敵の無い争い

 今回は将軍家の御家騒動の一端として、篤姫が将軍徳川家定の御台所に決まるまでの、安政2年(1855)の物語。はじまりは春で、終わりは同年10月に起こった「安政の大地震」。一シーンだけ藩邸の中庭に桜を咲かせたりして、季節感を出したつもりだろうが、服装はいつも同じような感じで、こだわりはあまり感じられない。

 季節感はともかくとしても、特に今回は「ドラマ」になっていないという印象を強く受けた。

 西郷吉之助が藩主斉彬の密命を受け、篤姫お輿入れの裏工作を行うという肝心の部分の描き方が、あまりにも雑で酷い。


 西郷は斉彬の側近から密書の束と共に、小判を渡される。これで篤姫が御台所になれるよう、水面下で政治工作を行えとの密命だ。

 そこまではよい。大量の小判を見せられた視聴者は、西郷がこれをどのように使うのか、当然注目するわけだ。


 ところが西郷が、妓楼でアホっぽいお偉いさんらしき人を接待して、ドンチャン騒ぎをするというコミカルなシーンで終わり(高度経済成長期のサラリーマン喜劇のようなイメージ)。

 このドンチャン騒ぎが、篤姫の輿入れ実現になんの関係があったのか、さっぱり分からない。輿入れが決まり、篤姫は西郷に労いの言葉をかけるのだが、一体どんな努力をしたのだろうか。謎のままである。


 もう、作り手がドラマ作りを放棄しているように思えてならない。3年前の「花燃ゆ」も主人公が難題に直面すると、権力者(強い者)に裏で擦り寄り、ひっくり返して解決というパターンばかりが続きうんざりした。作り手が、日ごろからそのようなことばかり行っているのではないかと疑いたくなるような展開だった。


 ここは大金を携え、政治のドロドロした裏側に潜り込んだ西郷が知恵を絞り、陰謀をめぐらせ、時に対立候補を陥れたりしながら、藩主から与えられた困難なミッションを進めてゆく様を具体的に描くべきであろう。そこで初めて「ドラマ」が生まれるのだ。

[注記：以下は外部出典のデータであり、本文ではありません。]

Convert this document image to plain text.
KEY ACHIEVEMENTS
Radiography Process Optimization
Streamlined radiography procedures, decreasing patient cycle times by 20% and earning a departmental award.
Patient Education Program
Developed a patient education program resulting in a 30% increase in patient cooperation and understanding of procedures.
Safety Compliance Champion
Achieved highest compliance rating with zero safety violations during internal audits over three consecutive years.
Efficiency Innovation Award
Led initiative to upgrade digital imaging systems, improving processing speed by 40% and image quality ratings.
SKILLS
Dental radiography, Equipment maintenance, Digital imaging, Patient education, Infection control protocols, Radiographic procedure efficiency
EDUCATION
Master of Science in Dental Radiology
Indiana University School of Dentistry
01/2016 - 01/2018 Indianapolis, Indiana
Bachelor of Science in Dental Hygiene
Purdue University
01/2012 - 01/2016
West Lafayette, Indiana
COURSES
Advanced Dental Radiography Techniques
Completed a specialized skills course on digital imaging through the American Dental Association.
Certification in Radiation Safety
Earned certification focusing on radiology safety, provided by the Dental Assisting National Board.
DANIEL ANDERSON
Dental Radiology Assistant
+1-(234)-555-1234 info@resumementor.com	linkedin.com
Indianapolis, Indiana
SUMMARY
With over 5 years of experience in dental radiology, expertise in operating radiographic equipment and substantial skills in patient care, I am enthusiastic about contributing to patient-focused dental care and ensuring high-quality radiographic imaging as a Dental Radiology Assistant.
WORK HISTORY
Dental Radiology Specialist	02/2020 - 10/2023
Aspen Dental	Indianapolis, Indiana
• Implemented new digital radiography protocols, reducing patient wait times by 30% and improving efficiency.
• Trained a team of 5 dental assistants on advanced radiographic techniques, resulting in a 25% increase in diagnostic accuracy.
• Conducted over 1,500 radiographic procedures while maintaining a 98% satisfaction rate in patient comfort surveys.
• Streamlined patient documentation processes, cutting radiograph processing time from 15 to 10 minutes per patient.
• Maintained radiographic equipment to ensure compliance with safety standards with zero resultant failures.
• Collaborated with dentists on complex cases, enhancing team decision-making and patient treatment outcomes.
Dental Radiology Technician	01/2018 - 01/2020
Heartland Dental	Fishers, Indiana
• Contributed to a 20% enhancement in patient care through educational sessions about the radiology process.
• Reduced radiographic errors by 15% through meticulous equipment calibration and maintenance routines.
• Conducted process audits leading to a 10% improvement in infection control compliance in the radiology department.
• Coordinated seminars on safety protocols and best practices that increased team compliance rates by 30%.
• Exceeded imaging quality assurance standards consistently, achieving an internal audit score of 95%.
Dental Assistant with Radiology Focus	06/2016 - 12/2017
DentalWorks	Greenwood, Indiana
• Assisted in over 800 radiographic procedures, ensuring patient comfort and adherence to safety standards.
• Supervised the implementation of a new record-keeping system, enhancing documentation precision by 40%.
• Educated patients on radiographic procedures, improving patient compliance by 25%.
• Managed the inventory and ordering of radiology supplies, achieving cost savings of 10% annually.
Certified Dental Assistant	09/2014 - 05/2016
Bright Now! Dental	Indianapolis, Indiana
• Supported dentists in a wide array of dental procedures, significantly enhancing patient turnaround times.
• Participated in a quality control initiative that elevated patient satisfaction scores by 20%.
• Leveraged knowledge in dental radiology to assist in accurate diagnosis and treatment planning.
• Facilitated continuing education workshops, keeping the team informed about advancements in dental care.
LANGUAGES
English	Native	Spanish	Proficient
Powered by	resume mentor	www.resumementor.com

 当然ながら敵がいなければ、御家騒動ドラマは成立しない。その敵は強ければ、強い程、ドラマは面白くなる可能性が高い。たとえば深作欣二監督「柳生一族の陰謀」(昭和53年)は、家光を将軍の座に据えるべく柳生但馬が暗躍する物語だが、敵は強大であり、しかも多方面にわたっている。それら敵のため、但馬は二人の子を殺され、長男の十兵衛は片目を失う。それでも異常なまでの執念で戦い抜き、勝利するからドラマとして面白い。


 今回の「西郷どん」では斉彬が最初の方で、篤姫お輿入れを阻む「敵」は、彦根藩主井伊直弼だと言っていた。

 では一体、西郷は井伊側とどのように戦い、勝利を得たのだろうか。幾島が家定の生母本寿院に接近するのは良いとしても、敵も当然同じことを考えるだろう(この程度のことにも頭がまわらないようなら、しょうもない敵である)。


 井伊側が本寿院を抱き込めなかったのは、なぜなのか。ドラマでは本寿院が篤姫を家定に推薦したのは、「運が強い」という理由からだった。では、井伊側は誰をどんな理由で推していたのか。そしてなぜ「運が強い」という情緒的な理由だけで、敗れてしまったのか。すべて一方的で、納得出来る説明がまったく無い。これでも「ドラマ」のつもりだろうか。

 

大久保一蔵の嫉妬


 最後は「安政の大地震」で薩摩藩邸が倒壊。救助しに来た西郷に、篤姫は思わず自分を連れて遠くに逃げて欲しいと、口にする。西郷は承知するが、篤姫は再び我にかえる。もちろんフィクションである。ドラマの篤姫は西郷に思いを寄せていたから、まあ一度はこんな場面も作っておく必要があったのだろう。何の感慨も沸かない。


 それよりも何回か前から気になっているのは、鹿児島にいる大久保一蔵の感情の動きである。

 斉彬が特赦を出したため、大久保の父はようやく島から城下に帰宅する。そして大久保は斉彬の弟である久光に、父の赦免を感謝する手紙を出し、自分をアピールする。


 ドラマの中の西郷は、斉彬にせっせと意見書を出して、接近を果たした。大久保が西郷に対抗し(あるいは嫉妬心を抱き)、久光への接近を試みているという設定なら、ドラマとして面白い展開になりそうな感じがしなくもない。